By September he was back in the hospital. “Not being able to walk, talk, taste, feel and hear. They didn’t know if I was going to make it.”

Lying in his hospital bed, looking at his situation from his distraught parents’ point of view Boulton wanted to prove the doctors’ fears wrong for their sake. He said the doctors could have provided him all the help available to them, but that’s not where his survival was coming from. “The battle was with me.”

Boulton had a metal bar hanging above his bed in the hospital and he would spend hour after hour willing and fighting with his body to reach up and touch it. When it finally happened Boulton said the accomplishment felt like he had moved a mountain.

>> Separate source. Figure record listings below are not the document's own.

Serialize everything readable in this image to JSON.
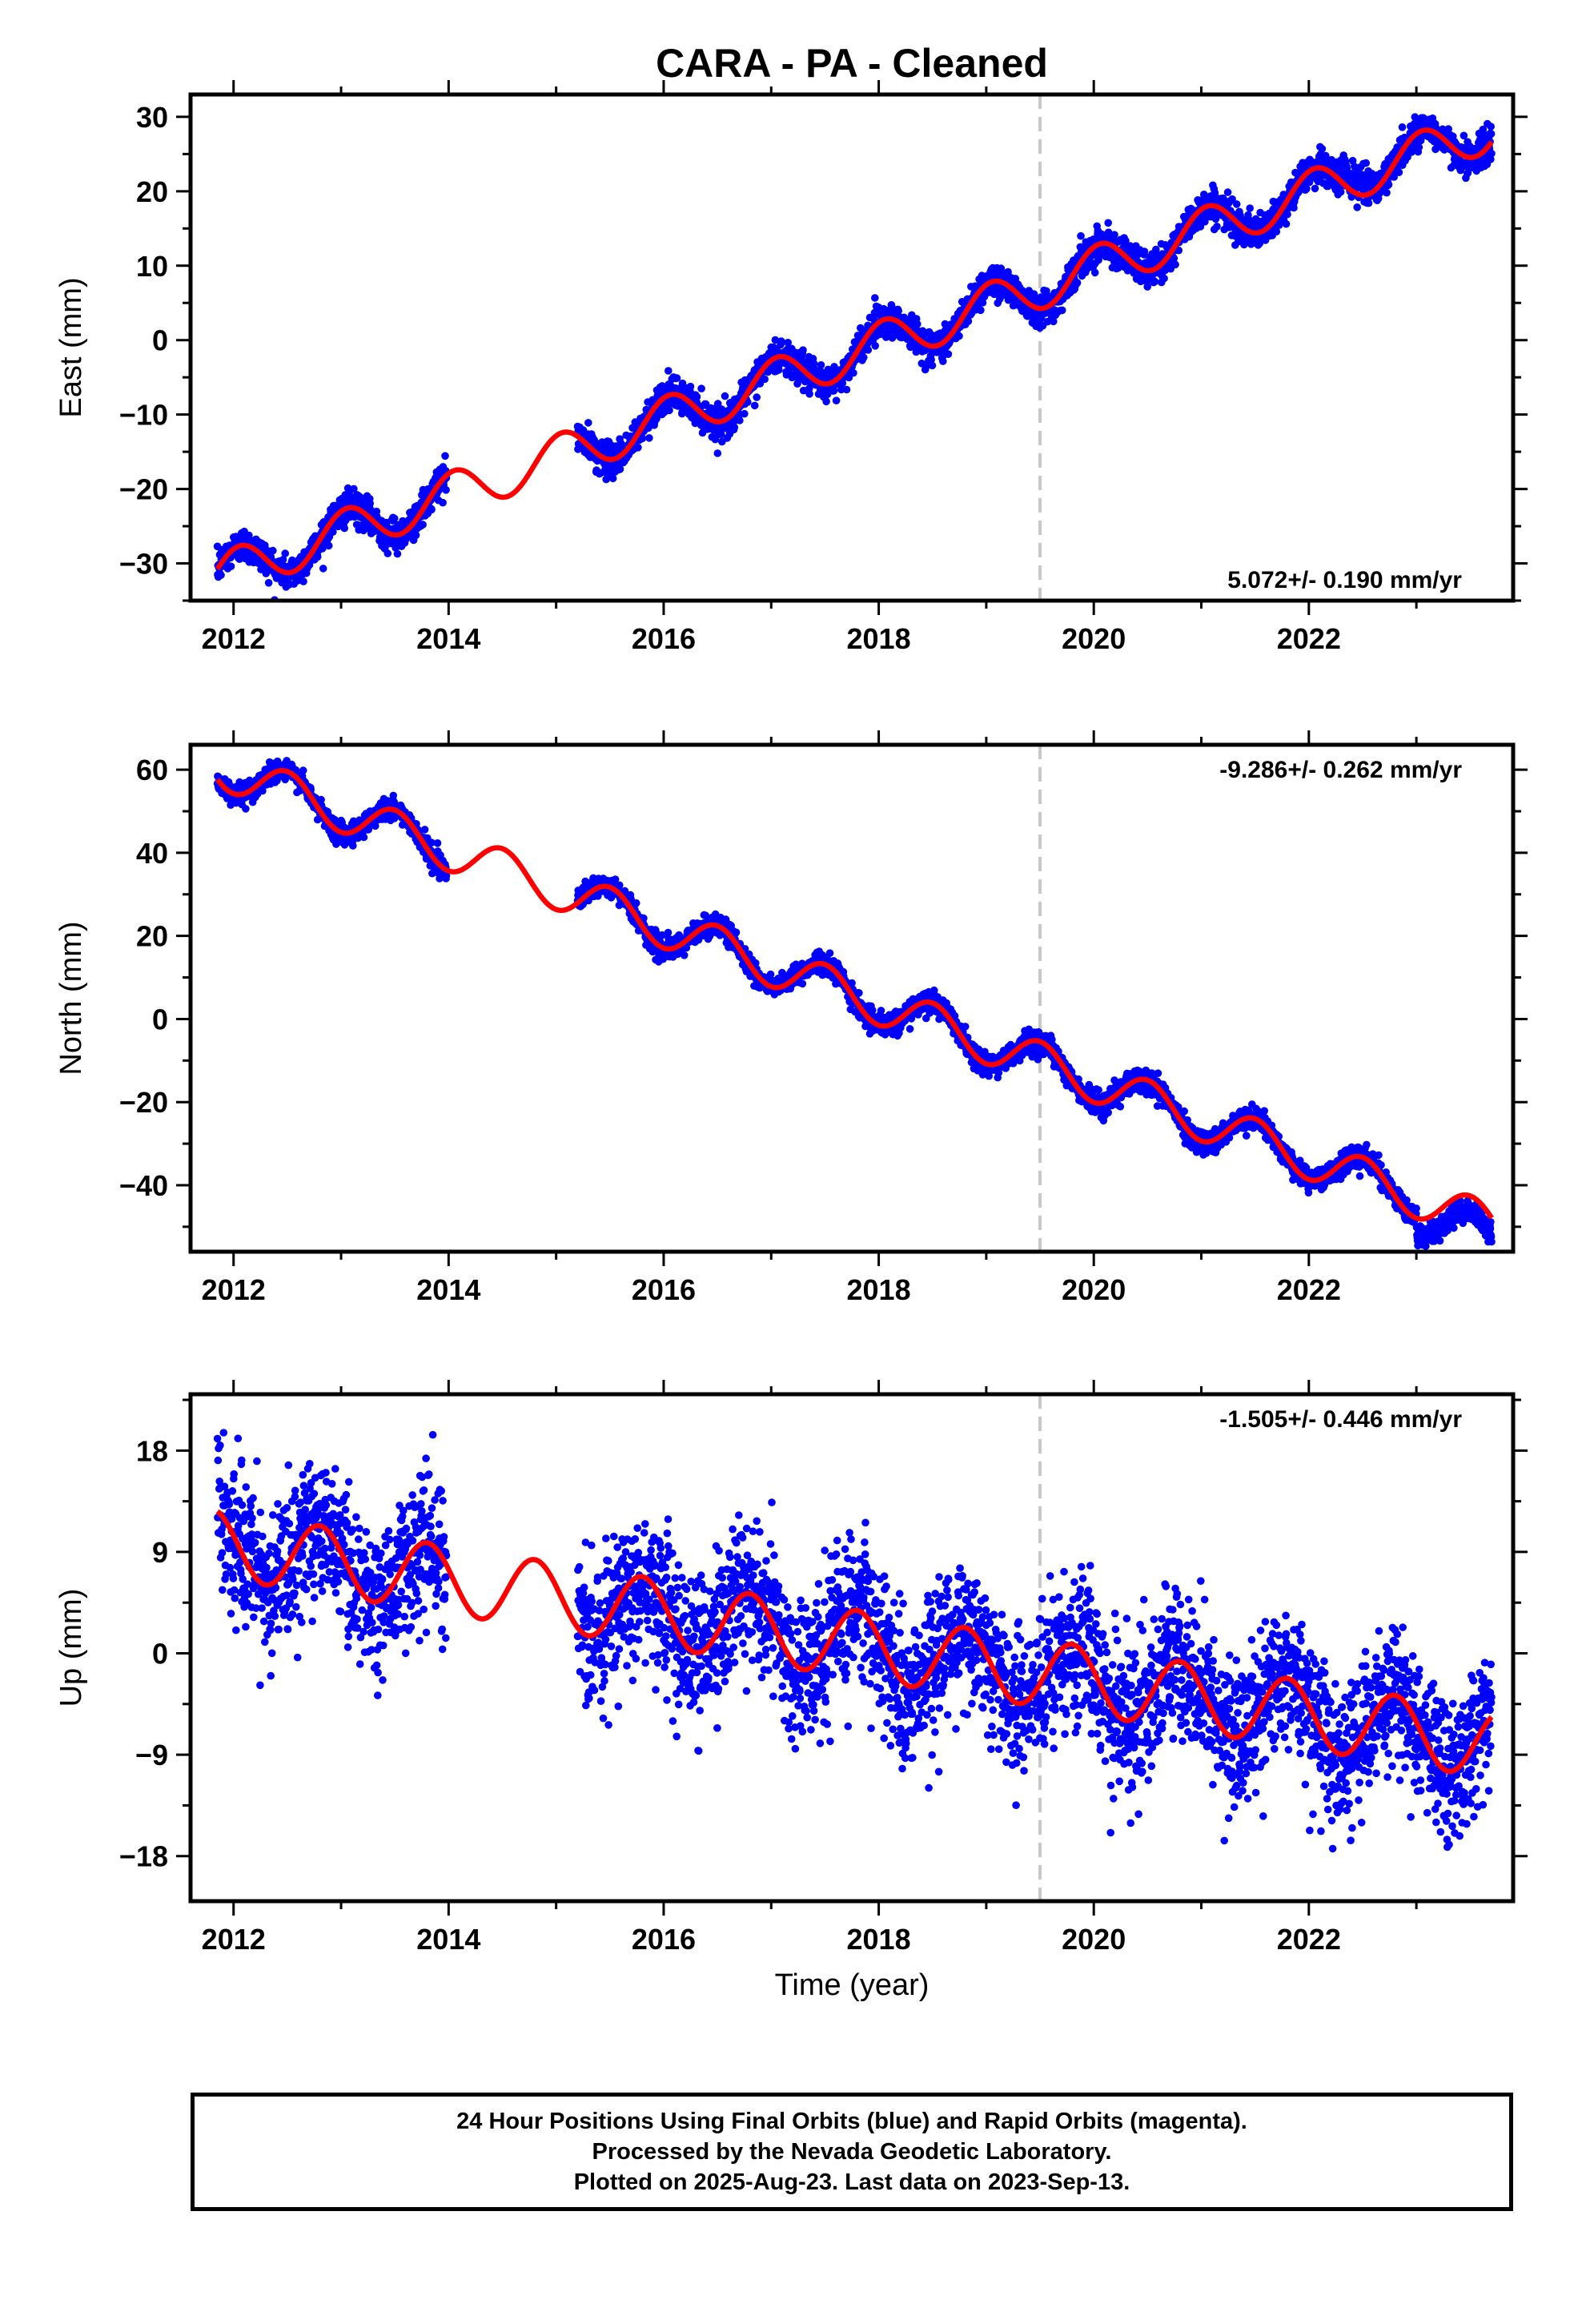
{
  "title": "CARA  - PA - Cleaned",
  "colors": {
    "points": "#0000ff",
    "model": "#ff0000",
    "event_line": "#c8c8c8",
    "frame": "#000000"
  },
  "footer": {
    "lines": [
      "24 Hour Positions Using Final Orbits (blue) and Rapid Orbits (magenta).",
      "Processed by the Nevada Geodetic Laboratory.",
      "Plotted on 2025-Aug-23. Last data on 2023-Sep-13."
    ]
  },
  "chart_data": [
    {
      "type": "scatter",
      "panel": "east",
      "title": "CARA  - PA - Cleaned",
      "xlabel": "",
      "ylabel": "East (mm)",
      "xlim": [
        2011.6,
        2023.9
      ],
      "ylim": [
        -35,
        33
      ],
      "xticks": [
        2012,
        2014,
        2016,
        2018,
        2020,
        2022
      ],
      "yticks": [
        -30,
        -20,
        -10,
        0,
        10,
        20,
        30
      ],
      "yticklabels": [
        "−30",
        "−20",
        "−10",
        "0",
        "10",
        "20",
        "30"
      ],
      "rate_label": "5.072+/- 0.190 mm/yr",
      "rate_position": "bottom-right",
      "event_lines": [
        2019.5
      ],
      "model": {
        "rate": 5.072,
        "ref_epoch": 2018.0,
        "offset": -0.5,
        "annual_amplitude": 3.0,
        "annual_phase_year": 0.05,
        "x_range": [
          2011.85,
          2023.7
        ]
      },
      "observations": {
        "series_name": "Final Orbits (blue)",
        "segments": [
          [
            2011.85,
            2013.98
          ],
          [
            2015.2,
            2023.7
          ]
        ],
        "scatter_sd": 1.1,
        "deviations": [
          {
            "x": [
              2022.3,
              2022.6
            ],
            "dy": 1.5
          }
        ]
      },
      "grid": false,
      "legend": "none"
    },
    {
      "type": "scatter",
      "panel": "north",
      "xlabel": "",
      "ylabel": "North (mm)",
      "xlim": [
        2011.6,
        2023.9
      ],
      "ylim": [
        -56,
        66
      ],
      "xticks": [
        2012,
        2014,
        2016,
        2018,
        2020,
        2022
      ],
      "yticks": [
        -40,
        -20,
        0,
        20,
        40,
        60
      ],
      "yticklabels": [
        "−40",
        "−20",
        "0",
        "20",
        "40",
        "60"
      ],
      "rate_label": "-9.286+/- 0.262 mm/yr",
      "rate_position": "top-right",
      "event_lines": [
        2019.5
      ],
      "model": {
        "rate": -9.286,
        "ref_epoch": 2018.0,
        "offset": 3.5,
        "annual_amplitude": 5.0,
        "annual_phase_year": 0.5,
        "x_range": [
          2011.85,
          2023.7
        ]
      },
      "observations": {
        "series_name": "Final Orbits (blue)",
        "segments": [
          [
            2011.85,
            2013.98
          ],
          [
            2015.2,
            2023.7
          ]
        ],
        "scatter_sd": 1.3,
        "deviations": [
          {
            "x": [
              2023.0,
              2023.7
            ],
            "dy": -4.0
          }
        ]
      },
      "grid": false,
      "legend": "none"
    },
    {
      "type": "scatter",
      "panel": "up",
      "xlabel": "Time (year)",
      "ylabel": "Up (mm)",
      "xlim": [
        2011.6,
        2023.9
      ],
      "ylim": [
        -22,
        23
      ],
      "xticks": [
        2012,
        2014,
        2016,
        2018,
        2020,
        2022
      ],
      "yticks": [
        -18,
        -9,
        0,
        9,
        18
      ],
      "yticklabels": [
        "−18",
        "−9",
        "0",
        "9",
        "18"
      ],
      "rate_label": "-1.505+/- 0.446 mm/yr",
      "rate_position": "top-right",
      "event_lines": [
        2019.5
      ],
      "model": {
        "rate": -1.505,
        "ref_epoch": 2018.0,
        "offset": 0.5,
        "annual_amplitude": 3.0,
        "annual_phase_year": 0.8,
        "x_range": [
          2011.85,
          2023.7
        ]
      },
      "observations": {
        "series_name": "Final Orbits (blue)",
        "segments": [
          [
            2011.85,
            2013.98
          ],
          [
            2015.2,
            2023.7
          ]
        ],
        "scatter_sd": 3.2,
        "deviations": []
      },
      "grid": false,
      "legend": "none"
    }
  ]
}
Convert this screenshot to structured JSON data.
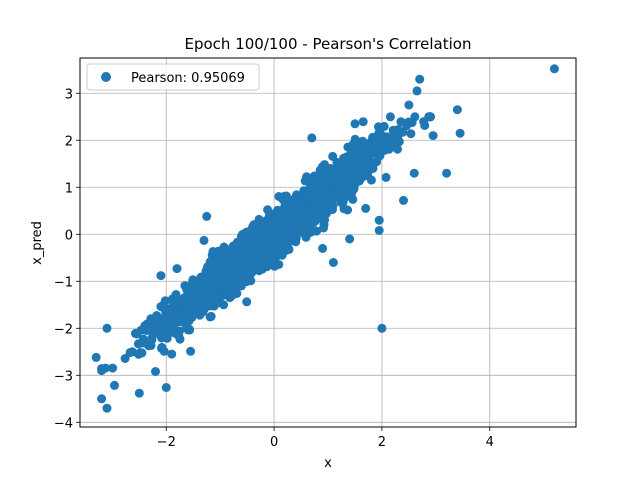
{
  "chart_data": {
    "type": "scatter",
    "title": "Epoch 100/100 - Pearson's Correlation",
    "xlabel": "x",
    "ylabel": "x_pred",
    "xlim": [
      -3.6,
      5.6
    ],
    "ylim": [
      -4.1,
      3.75
    ],
    "xticks": [
      -2,
      0,
      2,
      4
    ],
    "yticks": [
      -4,
      -3,
      -2,
      -1,
      0,
      1,
      2,
      3
    ],
    "grid": true,
    "legend_position": "upper-left",
    "color": "#1f77b4",
    "series": [
      {
        "name": "Pearson: 0.95069",
        "trend": {
          "slope": 0.93,
          "noise_sd": 0.25,
          "x_sd": 1.0,
          "count": 2000
        },
        "points": [
          [
            5.2,
            3.52
          ],
          [
            -3.1,
            -3.7
          ],
          [
            -3.3,
            -2.62
          ],
          [
            -3.1,
            -2.0
          ],
          [
            -2.5,
            -3.38
          ],
          [
            -2.0,
            -3.26
          ],
          [
            -2.1,
            -0.88
          ],
          [
            -1.8,
            -0.73
          ],
          [
            3.4,
            2.65
          ],
          [
            3.45,
            2.15
          ],
          [
            3.2,
            1.3
          ],
          [
            2.7,
            3.3
          ],
          [
            2.65,
            3.05
          ],
          [
            2.5,
            2.75
          ],
          [
            2.4,
            0.72
          ],
          [
            1.95,
            0.3
          ],
          [
            1.95,
            0.08
          ],
          [
            1.4,
            -0.1
          ],
          [
            0.9,
            -0.3
          ],
          [
            1.1,
            -0.6
          ],
          [
            -1.3,
            -0.13
          ],
          [
            -1.25,
            0.38
          ],
          [
            2.0,
            -2.0
          ],
          [
            1.7,
            0.55
          ],
          [
            2.6,
            1.3
          ],
          [
            -2.2,
            -2.92
          ],
          [
            -1.9,
            -2.55
          ],
          [
            -3.2,
            -2.9
          ],
          [
            0.7,
            2.05
          ],
          [
            1.5,
            2.35
          ],
          [
            2.95,
            2.1
          ]
        ]
      }
    ]
  }
}
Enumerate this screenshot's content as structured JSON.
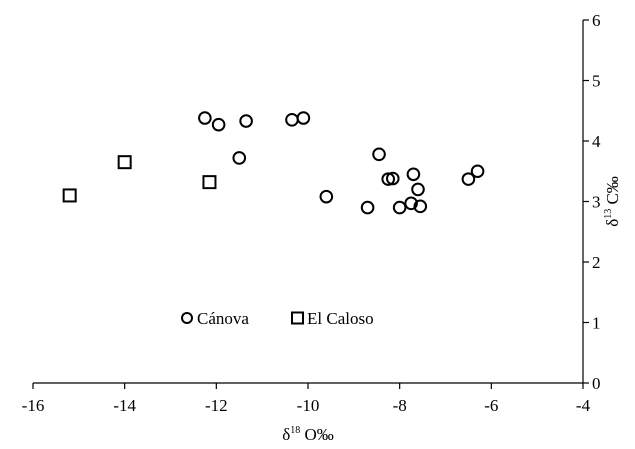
{
  "chart_data": {
    "type": "scatter",
    "xlabel": {
      "pre": "δ",
      "sup": "18",
      "post": " O‰"
    },
    "ylabel": {
      "pre": "δ",
      "sup": "13",
      "post": " C‰"
    },
    "xlim": [
      -16,
      -4
    ],
    "ylim": [
      0,
      6
    ],
    "x_ticks": [
      -16,
      -14,
      -12,
      -10,
      -8,
      -6,
      -4
    ],
    "y_ticks": [
      0,
      1,
      2,
      3,
      4,
      5,
      6
    ],
    "y_axis_position": "right",
    "grid": false,
    "legend_position": "bottom-center",
    "series": [
      {
        "name": "Cánova",
        "marker": "circle",
        "points": [
          [
            -12.25,
            4.38
          ],
          [
            -11.95,
            4.27
          ],
          [
            -11.35,
            4.33
          ],
          [
            -10.35,
            4.35
          ],
          [
            -10.1,
            4.38
          ],
          [
            -11.5,
            3.72
          ],
          [
            -9.6,
            3.08
          ],
          [
            -8.7,
            2.9
          ],
          [
            -8.45,
            3.78
          ],
          [
            -8.25,
            3.37
          ],
          [
            -8.15,
            3.38
          ],
          [
            -8.0,
            2.9
          ],
          [
            -7.75,
            2.97
          ],
          [
            -7.7,
            3.45
          ],
          [
            -7.6,
            3.2
          ],
          [
            -7.55,
            2.92
          ],
          [
            -6.5,
            3.37
          ],
          [
            -6.3,
            3.5
          ]
        ]
      },
      {
        "name": "El Caloso",
        "marker": "square",
        "points": [
          [
            -15.2,
            3.1
          ],
          [
            -14.0,
            3.65
          ],
          [
            -12.15,
            3.32
          ]
        ]
      }
    ]
  }
}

At one of his lowest points at the hospital, Boulton’s parents dropped by with some photos of the farm to cheer him up. Across the camera’s screen flashed an older picture of Boulton. “Happy, healthy, like I was unaware of what was going to happen to me later that year. And I hate to say it ,but I broke into tears and said I missed me.”

Boulton is one of the 50 per cent of those diagnosed with MS who live a drug free life. He now manages his health with many vitamins, stress management, good eating habits and listening closely to his body.

Last year, his stress levels once again reached top heights and Boulton lost feeling in his legs. “I went back to running. It was winter still and I had no feeling in my feet. It was scary and exciting when you can’t feel your feet touch the ground and you’re giving it your all.”

Boulton says one of the best parts of penning his story has been the chances to meet and talk to new people and share his life in a positive light. “Galloping MS, it’s a one-way street,” he said. “You always have a choice not to play the victim.”